3 Questions

with Cyrus McCray

Thirty-nine-year-old multimedia artist Cyrus McCray may be known to some as the man behind a 2013 performance piece that found him wandering Canyon Road clad in black and wearing a skull mask broadcasting, “This is anything but beautiful.” Take that, widely accepted art street! A graduate of Cal Arts with a degree in fine art, McCray’s the kind of creator who can back up his work with a healthy dose of philosophical reasoning and no small amount of intellect. Point blank, he rules, and his new show of painting, segmented wooden boxes, photography and sculpture, Artifact or Artifice, will be up at Iconik Coffee Roasters (1600 Lena St., 428-0996) from Jan. 14 to Feb. 14. You want to see this show, we promise.

What's your statement, assuming there is one?
Part of it is using the concept of generative systems, like rolling dice, to create the pieces, and part of it is to think more of what is behind the art; to create objects that are appealing in form—because people want beauty—but also to interact and engage with people who maybe have some kind of an arts education. The point is to showcase this transition I've been in. I exist in this gray area between structuralism and post-structuralism.

So then you're more interested in the art show as an active experience?
Absolutely. It's supposed to be intellectual as well as sensory. I think real conceptual art is about engagement. Look at abstract work and how it is so subjective and hard to engage with the people who see it. The idea, of my sculptural objects, at least, is to create this feeling of form factor but also to say the object might not be quite as important as the experience. Ask people why they paint or draw or make music, and most of the time, even they don't know the answer themselves or give you some regurgitated answer they've heard elsewhere. I create to engage and to inspire and to be inspired.

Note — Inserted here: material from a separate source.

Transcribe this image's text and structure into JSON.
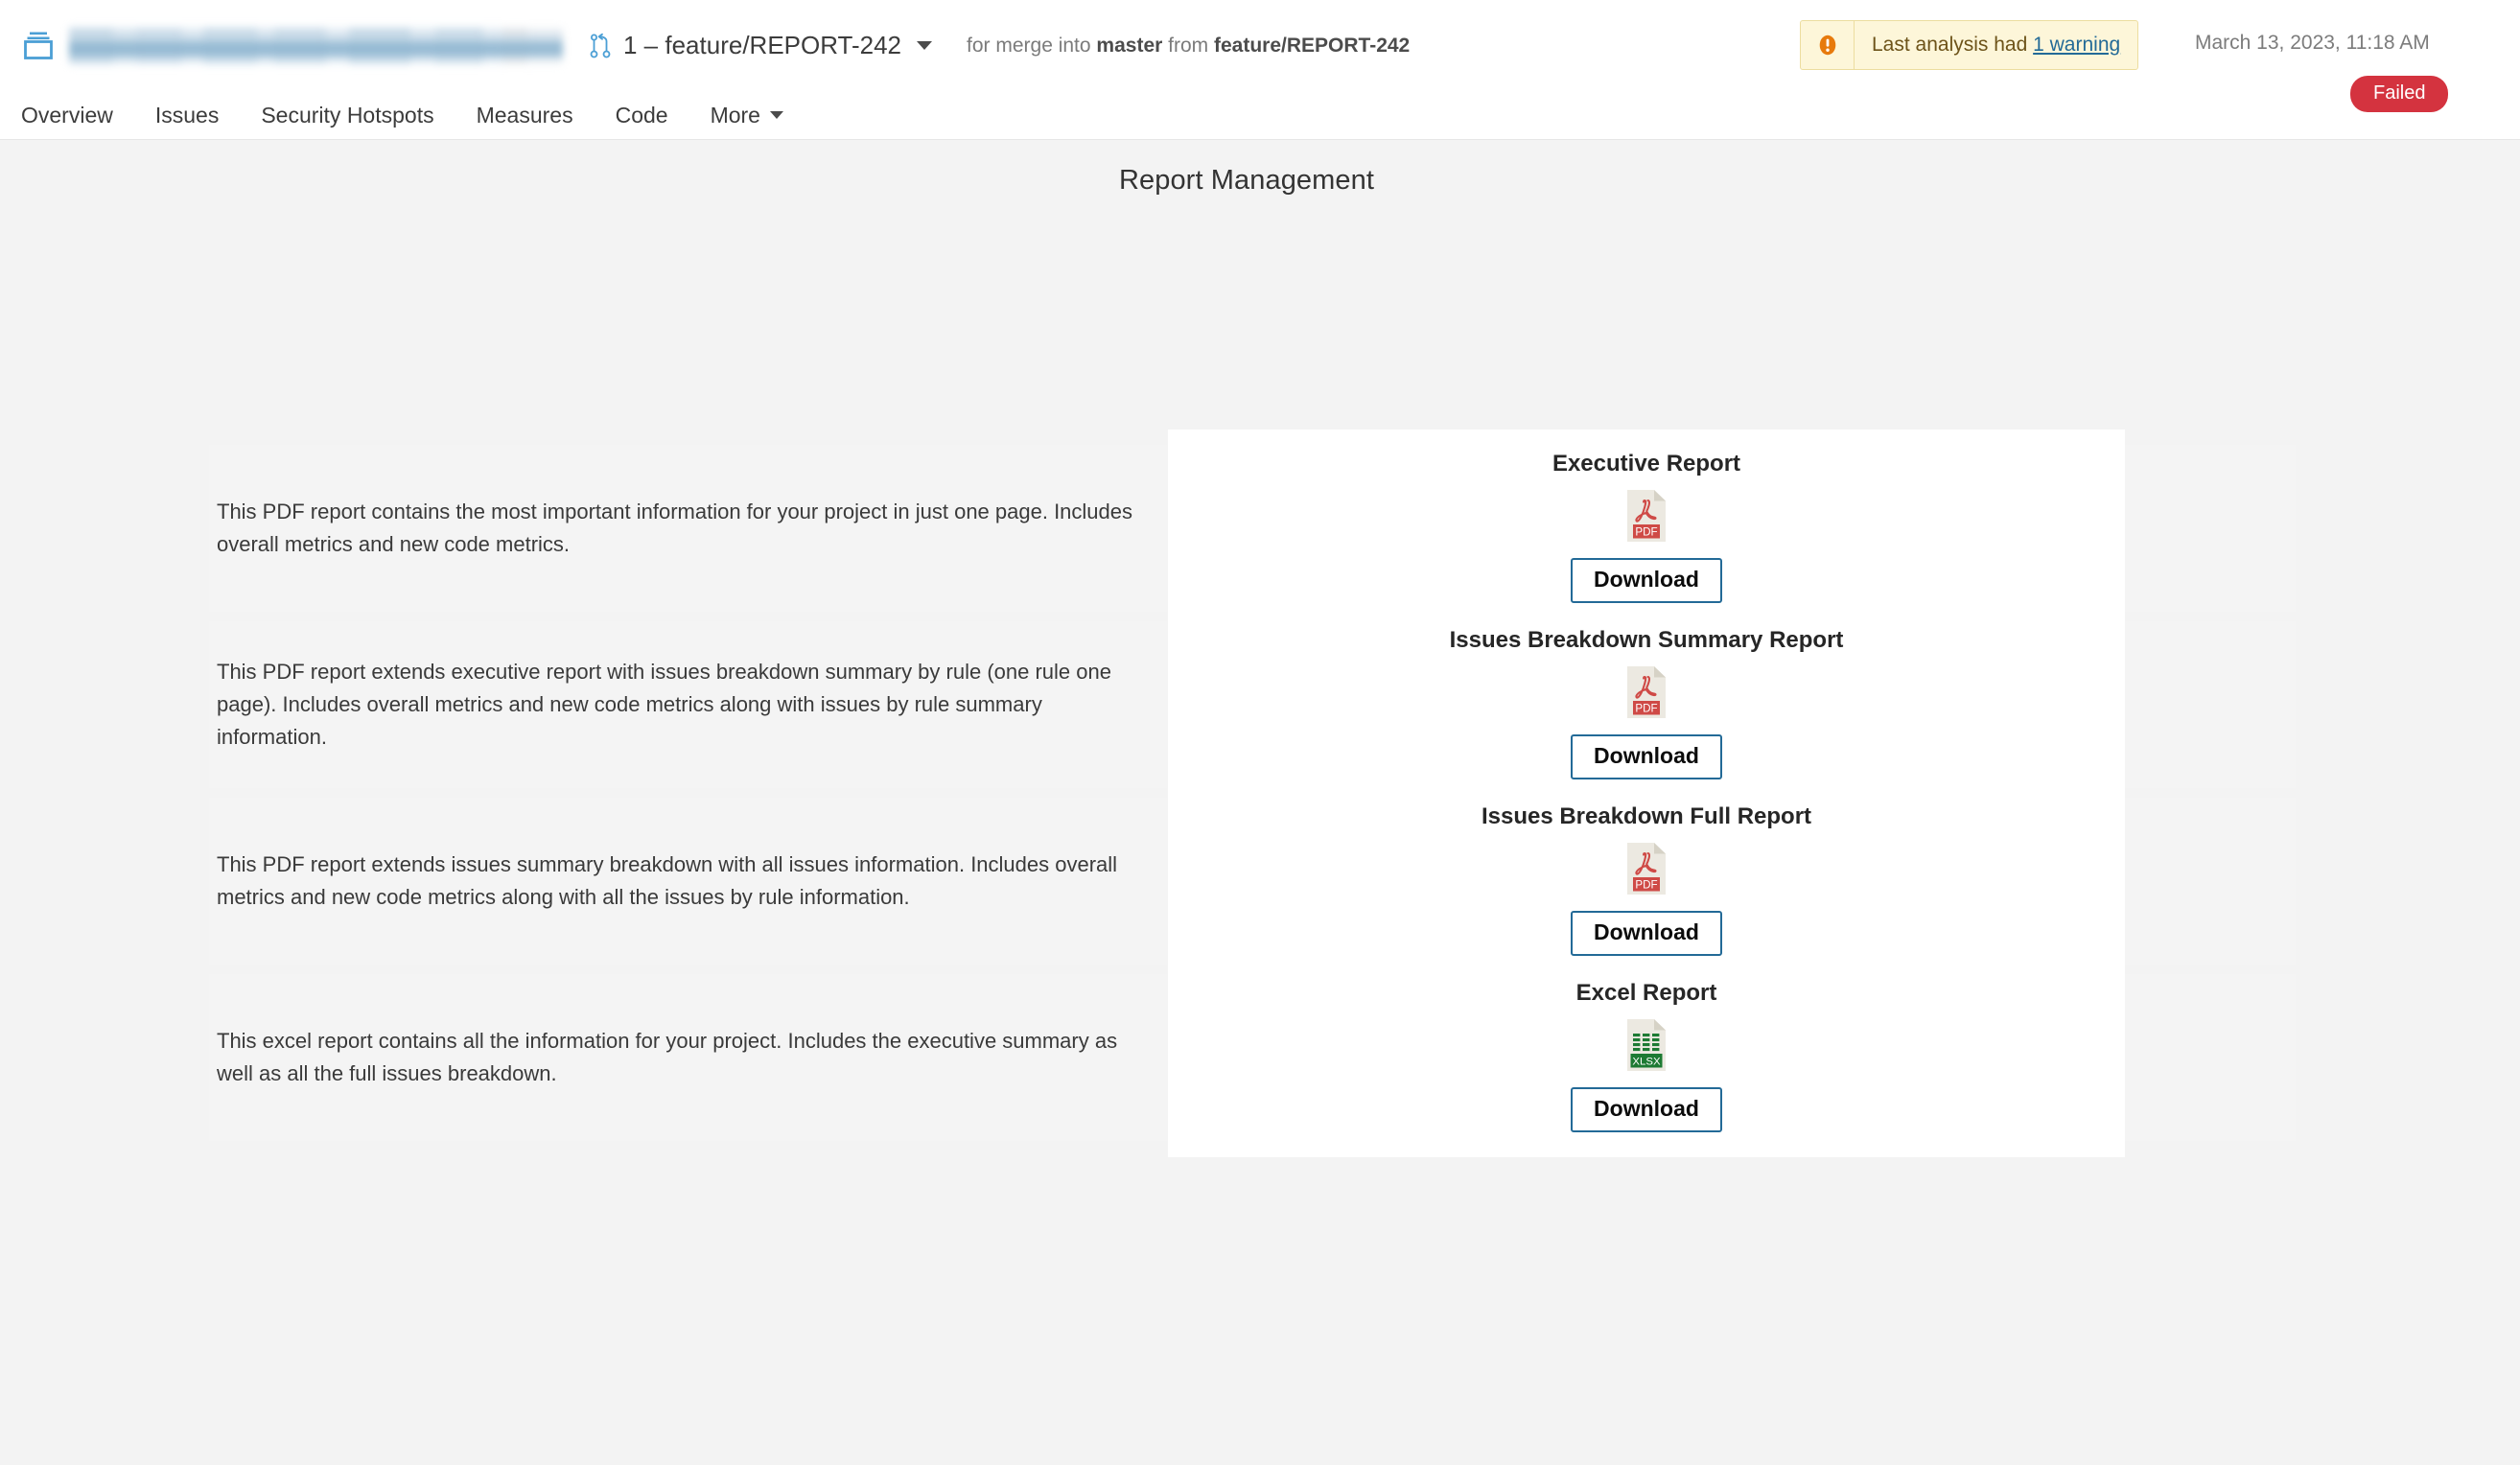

Seems like it's not very mainstream Santa Fe, does it?
Most art here is driven by aesthetics, and there is very limited opportunity for people like myself. A lot of artists have to paint themselves into these boxes. I want to engage in meaningful practices and to work in these different mediums, because each medium has its own inherent message that it can get across.

A previous version of this story contained incorrect dates.